Winkler Prins

Anthony Winkler Prins (1870)

Gepubliceerd op 14-11-2017

Agaricus

betekenis & definitie

Agaricus of paddestoel is een algemeen over den aardbodem verspreid geslacht der vleezige zwammen en telt in Midden-Europa wel 500 soorten. De meesten dragen op een vleezigen steel een zoogenaamden hoed, aan wiens benedenzijde een groot aantal loodregte lamellen of plaatjes zoo bevestigd zijn, dat zij straalsgewijs van den steel naar den omtrek loopen.

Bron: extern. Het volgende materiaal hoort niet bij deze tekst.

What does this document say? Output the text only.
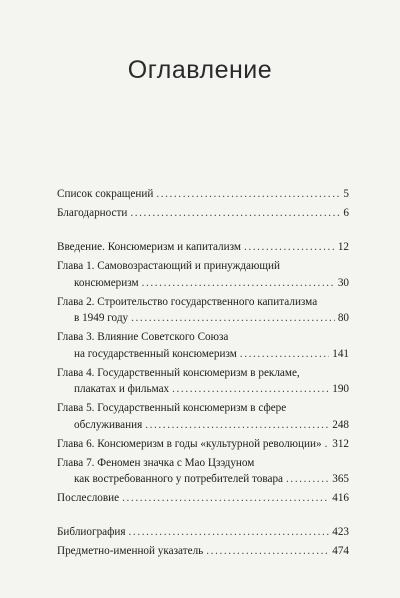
Оглавление
Список сокращений .....	5
Благодарности .....	6
Введение. Консюмеризм и капитализм .....	12
Глава 1. Самовозрастающий и принуждающий
консюмеризм .....	30
Глава 2. Строительство государственного капитализма
в 1949 году .....	80
Глава 3. Влияние Советского Союза
на государственный консюмеризм .....	141
Глава 4. Государственный консюмеризм в рекламе,
плакатах и фильмах .....	190
Глава 5. Государственный консюмеризм в сфере
обслуживания .....	248
Глава 6. Консюмеризм в годы «культурной революции» ..... 312
Глава 7. Феномен значка с Мао Цзэдуном
как востребованного у потребителей товара .....	365
Послесловие .....	416
Библиография .....	423
Предметно-именной указатель .....	474
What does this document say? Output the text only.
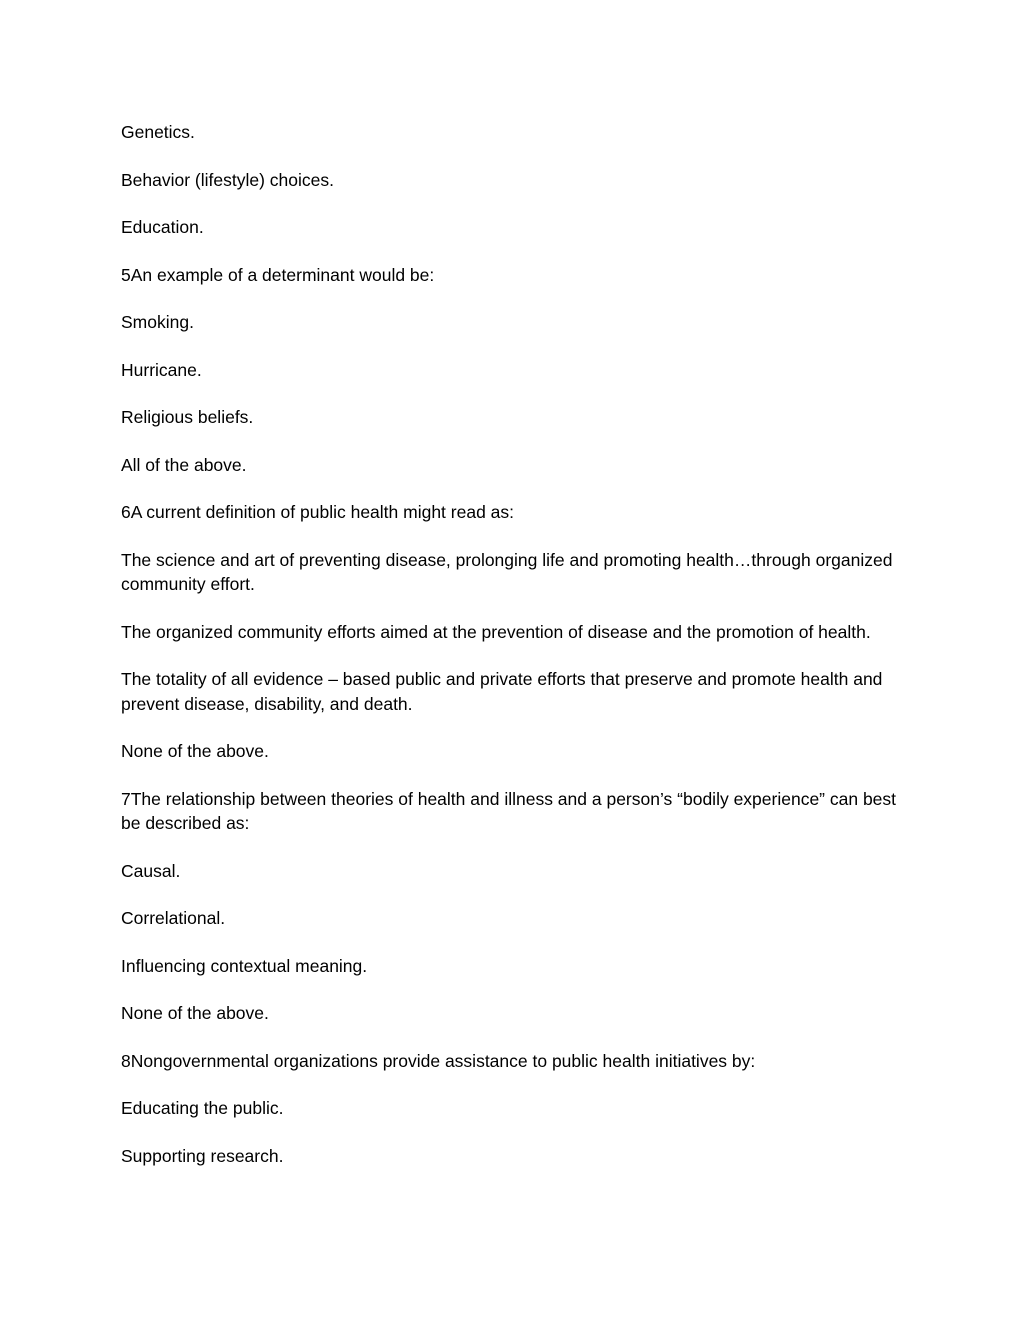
Genetics.

Behavior (lifestyle) choices.

Education.

5An example of a determinant would be:

Smoking.

Hurricane.

Religious beliefs.

All of the above.

6A current definition of public health might read as:

The science and art of preventing disease, prolonging life and promoting health…through organized community effort.

The organized community efforts aimed at the prevention of disease and the promotion of health.

The totality of all evidence – based public and private efforts that preserve and promote health and prevent disease, disability, and death.

None of the above.

7The relationship between theories of health and illness and a person’s “bodily experience” can best be described as:

Causal.

Correlational.

Influencing contextual meaning.

None of the above.

8Nongovernmental organizations provide assistance to public health initiatives by:

Educating the public.

Supporting research.
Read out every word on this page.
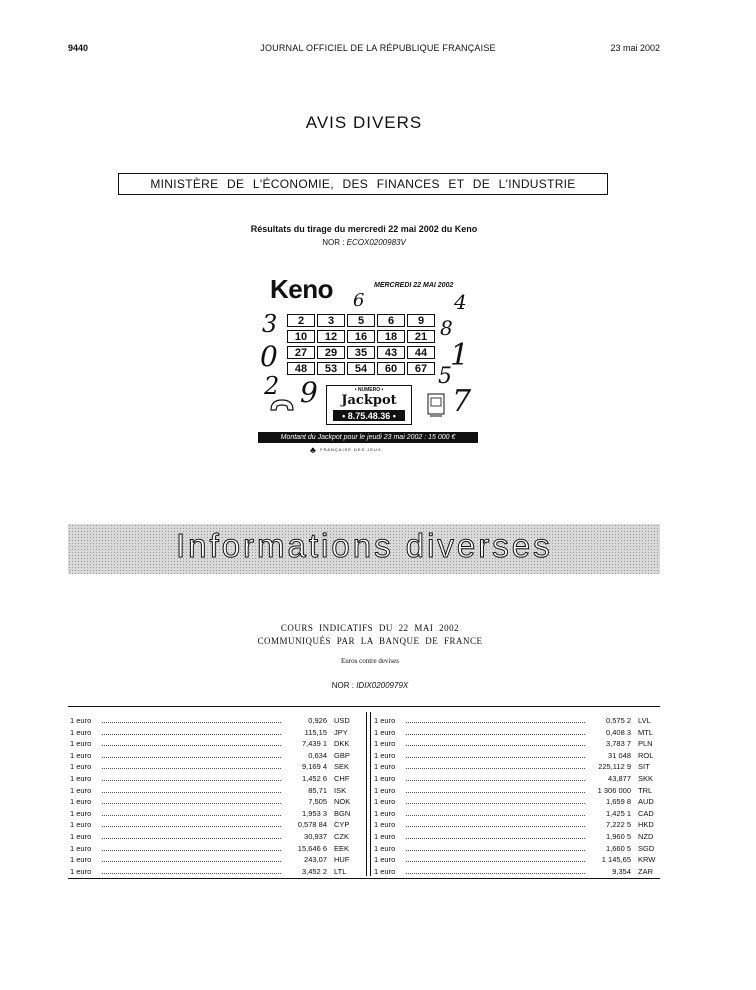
9440	JOURNAL OFFICIEL DE LA RÉPUBLIQUE FRANÇAISE	23 mai 2002
AVIS DIVERS
MINISTÈRE DE L'ÉCONOMIE, DES FINANCES ET DE L'INDUSTRIE
Résultats du tirage du mercredi 22 mai 2002 du Keno
NOR : ECOX0200983V
Keno	MERCREDI 22 MAI 2002
6	4
3	8
0	1
2 9	5
7
2	3	5	6	9
10	12	16	18	21
27	29	35	43	44
48	53	54	60	67
• NUMERO •
Jackpot
• 8.75.48.36 •
Montant du Jackpot pour le jeudi 23 mai 2002 : 15 000 €
♣ FRANÇAISE DES JEUX
Informations diverses
COURS INDICATIFS DU 22 MAI 2002
COMMUNIQUÉS PAR LA BANQUE DE FRANCE
Euros contre devises
NOR : IDIX0200979X
1 euro	0,926 USD
1 euro	115,15 JPY
1 euro	7,439 1 DKK
1 euro	0,634 GBP
1 euro	9,169 4 SEK
1 euro	1,452 6 CHF
1 euro	85,71 ISK
1 euro	7,505 NOK
1 euro	1,953 3 BGN
1 euro	0,578 84 CYP
1 euro	30,937 CZK
1 euro	15,646 6 EEK
1 euro	243,07 HUF
1 euro	3,452 2 LTL
1 euro	0,575 2 LVL
1 euro	0,408 3 MTL
1 euro	3,783 7 PLN
1 euro	31 048 ROL
1 euro	225,112 9 SIT
1 euro	43,877 SKK
1 euro	1 306 000 TRL
1 euro	1,659 8 AUD
1 euro	1,425 1 CAD
1 euro	7,222 5 HKD
1 euro	1,960 5 NZD
1 euro	1,660 5 SGD
1 euro	1 145,65 KRW
1 euro	9,354 ZAR
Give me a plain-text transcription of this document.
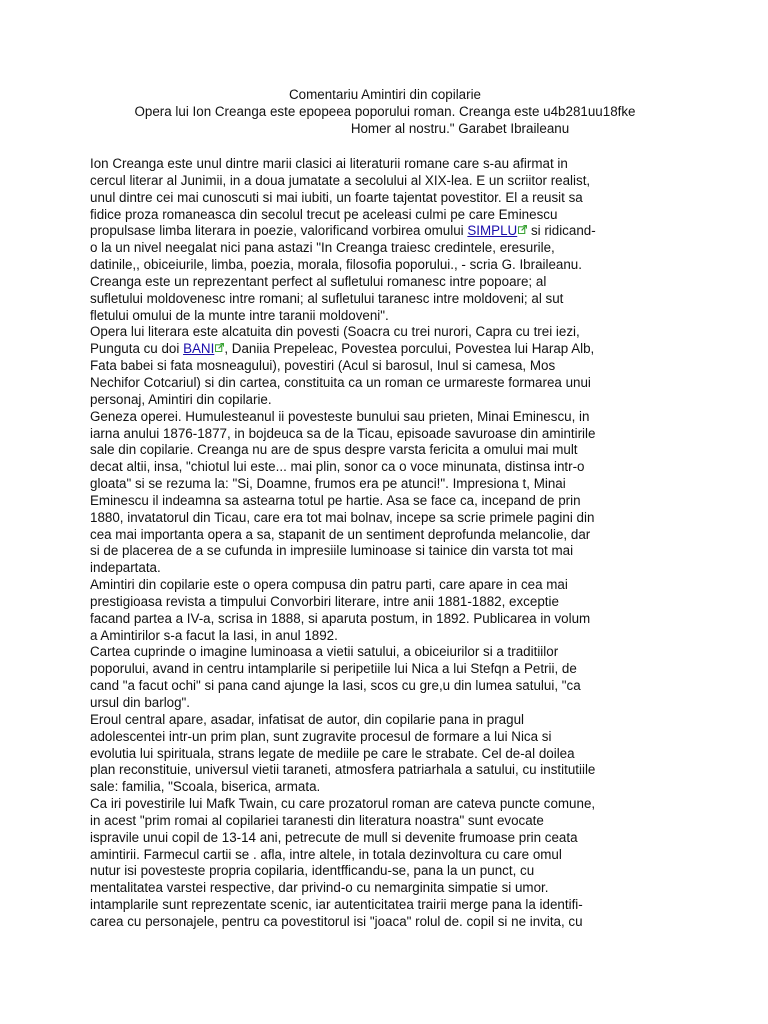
Comentariu Amintiri din copilarie
Opera lui Ion Creanga este epopeea poporului roman. Creanga este u4b281uu18fke
Homer al nostru." Garabet Ibraileanu
Ion Creanga este unul dintre marii clasici ai literaturii romane care s-au afirmat in
cercul literar al Junimii, in a doua jumatate a secolului al XIX-lea. E un scriitor realist,
unul dintre cei mai cunoscuti si mai iubiti, un foarte tajentat povestitor. El a reusit sa
fidice proza romaneasca din secolul trecut pe aceleasi culmi pe care Eminescu
propulsase limba literara in poezie, valorificand vorbirea omului SIMPLU si ridicand-
o la un nivel neegalat nici pana astazi "In Creanga traiesc credintele, eresurile,
datinile,, obiceiurile, limba, poezia, morala, filosofia poporului., - scria G. Ibraileanu.
Creanga este un reprezentant perfect al sufletului romanesc intre popoare; al
sufletului moldovenesc intre romani; al sufletului taranesc intre moldoveni; al sut
fletului omului de la munte intre taranii moldoveni".
Opera lui literara este alcatuita din povesti (Soacra cu trei nurori, Capra cu trei iezi,
Punguta cu doi BANI , Daniia Prepeleac, Povestea porcului, Povestea lui Harap Alb,
Fata babei si fata mosneagului), povestiri (Acul si barosul, Inul si camesa, Mos
Nechifor Cotcariul) si din cartea, constituita ca un roman ce urmareste formarea unui
personaj, Amintiri din copilarie.
Geneza operei. Humulesteanul ii povesteste bunului sau prieten, Minai Eminescu, in
iarna anului 1876-1877, in bojdeuca sa de la Ticau, episoade savuroase din amintirile
sale din copilarie. Creanga nu are de spus despre varsta fericita a omului mai mult
decat altii, insa, "chiotul lui este... mai plin, sonor ca o voce minunata, distinsa intr-o
gloata" si se rezuma la: "Si, Doamne, frumos era pe atunci!". Impresiona t, Minai
Eminescu il indeamna sa astearna totul pe hartie. Asa se face ca, incepand de prin
1880, invatatorul din Ticau, care era tot mai bolnav, incepe sa scrie primele pagini din
cea mai importanta opera a sa, stapanit de un sentiment deprofunda melancolie, dar
si de placerea de a se cufunda in impresiile luminoase si tainice din varsta tot mai
indepartata.
Amintiri din copilarie este o opera compusa din patru parti, care apare in cea mai
prestigioasa revista a timpului Convorbiri literare, intre anii 1881-1882, exceptie
facand partea a IV-a, scrisa in 1888, si aparuta postum, in 1892. Publicarea in volum
a Amintirilor s-a facut la Iasi, in anul 1892.
Cartea cuprinde o imagine luminoasa a vietii satului, a obiceiurilor si a traditiilor
poporului, avand in centru intamplarile si peripetiile lui Nica a lui Stefqn a Petrii, de
cand "a facut ochi" si pana cand ajunge la Iasi, scos cu gre,u din lumea satului, "ca
ursul din barlog".
Eroul central apare, asadar, infatisat de autor, din copilarie pana in pragul
adolescentei intr-un prim plan, sunt zugravite procesul de formare a lui Nica si
evolutia lui spirituala, strans legate de mediile pe care le strabate. Cel de-al doilea
plan reconstituie, universul vietii taraneti, atmosfera patriarhala a satului, cu institutiile
sale: familia, "Scoala, biserica, armata.
Ca iri povestirile lui Mafk Twain, cu care prozatorul roman are cateva puncte comune,
in acest "prim romai al copilariei taranesti din literatura noastra" sunt evocate
ispravile unui copil de 13-14 ani, petrecute de mull si devenite frumoase prin ceata
amintirii. Farmecul cartii se . afla, intre altele, in totala dezinvoltura cu care omul
nutur isi povesteste propria copilaria, identfficandu-se, pana la un punct, cu
mentalitatea varstei respective, dar privind-o cu nemarginita simpatie si umor.
intamplarile sunt reprezentate scenic, iar autenticitatea trairii merge pana la identifi-
carea cu personajele, pentru ca povestitorul isi "joaca" rolul de. copil si ne invita, cu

Deze lamellen zijn bedekt met eene laag van celachtig weefsel (hymenium), waarin de sporen ontstaan, welke de ge-daante hebben van een fijn, gekleurd poeder.

Men heeft de paddestoelen naar de kleur dier sporen verdeeld, en men onderscheidt ze door de paddestoelen op een wit papier te leggen, dat weldra de kleur der uitvallende sporen aanneemt. Zij groeijen gaarne op een humusrijken, vochtigen grond, op blad-aarde en in de schaduw der wouden. Men heeft eetbare en vergiftige paddestoelen. Tot de eersten behoort de champignon (a. campestris), de keizerling (a. caesareus), de eijerzwam (a. cantharellus, alsmede a. deliciosus, a. prunulus, a. mutabilis, a. volemus enz., en tot de laatsten de vliegenzwam (a. muscarius, a. integer, a. phalloides) enz.